L’impegno sempre a favore dei dominati
Quando le hanno consegnato il Nobel, Annie Ernaux ha detto che il suo impegno sarà sempre a favore dei dominati. «Ma quando scrivo non mi chiedo cosa ci sia ancora da fare» dice. «Come cittadina invece non solo la sola a pormi domande per quanto riguarda la società. In Francia ci sono stati gli scioperi dei gilet gialli, tanti conflitti sociali anche recentemente, il movimento femminista che diventa più forte. E non siamo alla situazione di 20 anni fa. C’è qualcosa che avanza, una promessa di lotta, se non proprio di riuscita». In tanti l’hanno descritta come scrittrice chirurgica, fredda, che prende le distanze. Ma quanto amore c’è ne Il posto quando descrive il padre anche nelle sue debolezze o ne Gli anni, quando rivive il passato attraverso le fotografie, così come nel film Annie Ernaux: I miei anni Super 8 realizzato insieme al figlio David. «La scrittura è clinica ma tutto ciò parte da un sentimento che è invece il contrario della freddezza» mi spiega. «Anzi, sono proprio sentimenti come la rabbia o l’amore a essere l’energia, il motore del mio scrivere».
Il prossimo libro si intitola Perdersi
Il prossimo libro che uscirà il 18 ottobre è Perdersi e racconta di un viaggio in Urss all’indomani della caduta del muro di Berlino dove Madame Ernaux vive una intensa relazione con un diplomatico russo. E ancora una volta la sua vicenda personale, raccontata attraverso le pagine di un diario, diventa pretesto per scavare e riflettere su cosa è il desiderio.
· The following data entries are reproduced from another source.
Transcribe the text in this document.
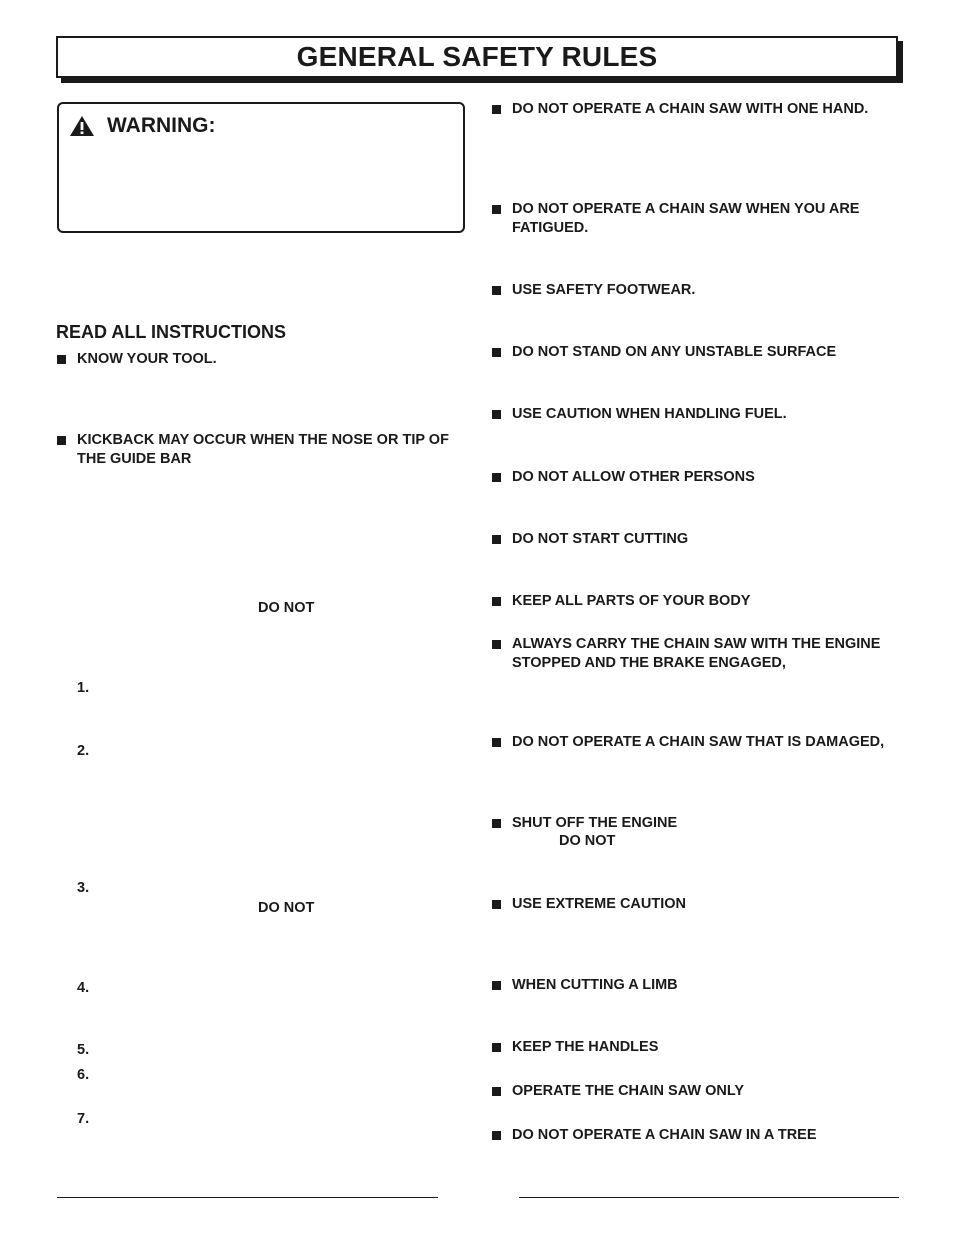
GENERAL SAFETY RULES
WARNING:
READ ALL INSTRUCTIONS
KNOW YOUR TOOL.
KICKBACK MAY OCCUR WHEN THE NOSE OR TIP OF THE GUIDE BAR
DO NOT
1.
2.
3.
DO NOT
4.
5.
6.
7.
DO NOT OPERATE A CHAIN SAW WITH ONE HAND.
DO NOT OPERATE A CHAIN SAW WHEN YOU ARE FATIGUED.
USE SAFETY FOOTWEAR.
DO NOT STAND ON ANY UNSTABLE SURFACE
USE CAUTION WHEN HANDLING FUEL.
DO NOT ALLOW OTHER PERSONS
DO NOT START CUTTING
KEEP ALL PARTS OF YOUR BODY
ALWAYS CARRY THE CHAIN SAW WITH THE ENGINE STOPPED AND THE BRAKE ENGAGED,
DO NOT OPERATE A CHAIN SAW THAT IS DAMAGED,
SHUT OFF THE ENGINE
DO NOT
USE EXTREME CAUTION
WHEN CUTTING A LIMB
KEEP THE HANDLES
OPERATE THE CHAIN SAW ONLY
DO NOT OPERATE A CHAIN SAW IN A TREE
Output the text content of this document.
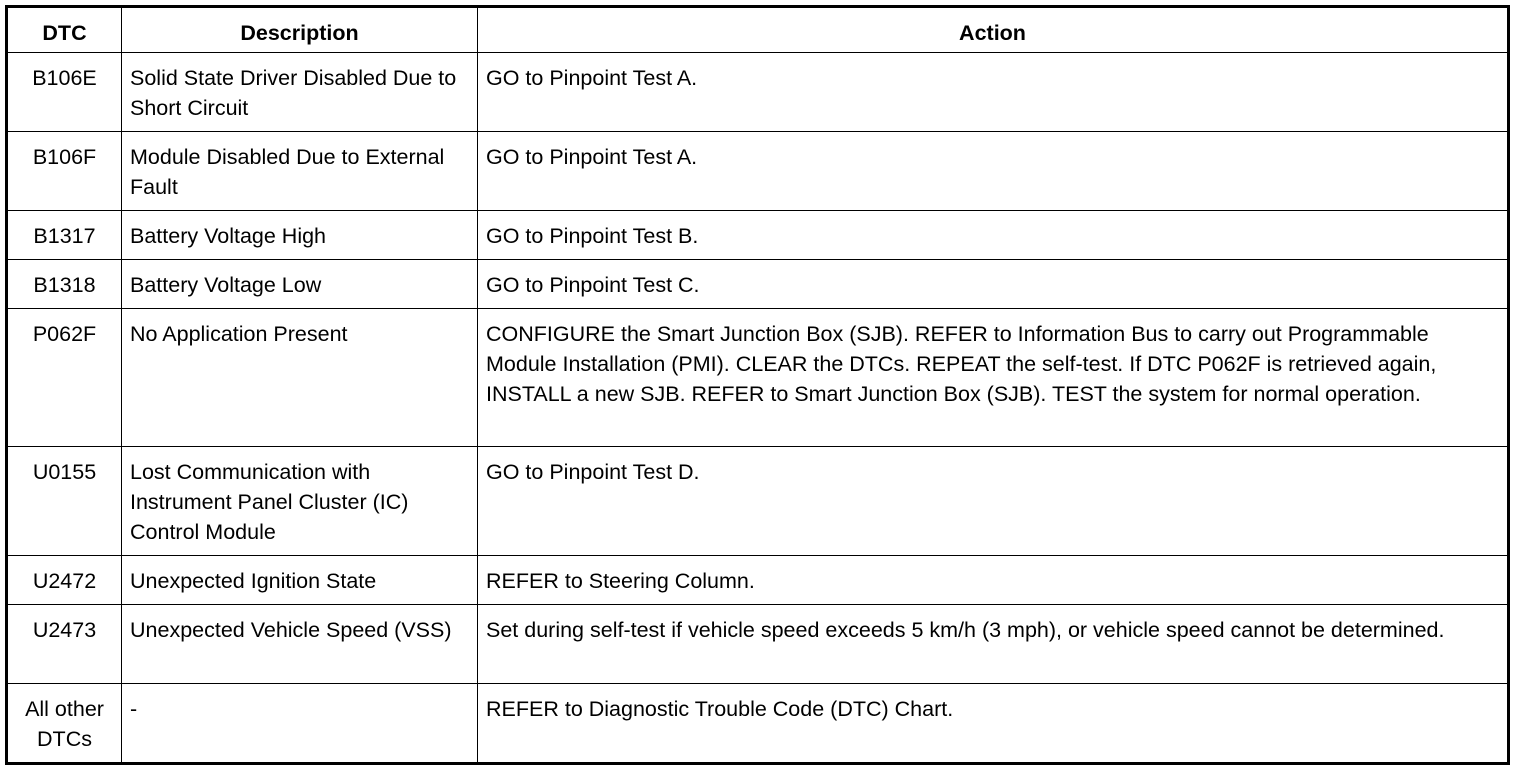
DTC	Description	Action
B106E	Solid State Driver Disabled Due to Short Circuit	GO to Pinpoint Test A.
B106F	Module Disabled Due to External Fault	GO to Pinpoint Test A.
B1317	Battery Voltage High	GO to Pinpoint Test B.
B1318	Battery Voltage Low	GO to Pinpoint Test C.
P062F	No Application Present	CONFIGURE the Smart Junction Box (SJB). REFER to Information Bus to carry out Programmable Module Installation (PMI). CLEAR the DTCs. REPEAT the self-test. If DTC P062F is retrieved again, INSTALL a new SJB. REFER to Smart Junction Box (SJB). TEST the system for normal operation.
U0155	Lost Communication with Instrument Panel Cluster (IC) Control Module	GO to Pinpoint Test D.
U2472	Unexpected Ignition State	REFER to Steering Column.
U2473	Unexpected Vehicle Speed (VSS)	Set during self-test if vehicle speed exceeds 5 km/h (3 mph), or vehicle speed cannot be determined.
All other DTCs	-	REFER to Diagnostic Trouble Code (DTC) Chart.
Rispetto a quando l’ha pubblicato per la prima volta in Francia, era il 2001, in lei c’è meno passione, mi rivela. E quando le dico che comunque ha avuto una vita eccezionale, mi corregge: «Ho avuto una vita come non l’avrei mai immaginata. Ma dove tanti desideri sono stati esauditi: a 20 anni volevo scrivere, ma una vita basata sulla scrittura è qualcosa di cui non pensavo nemmeno di avere voglia».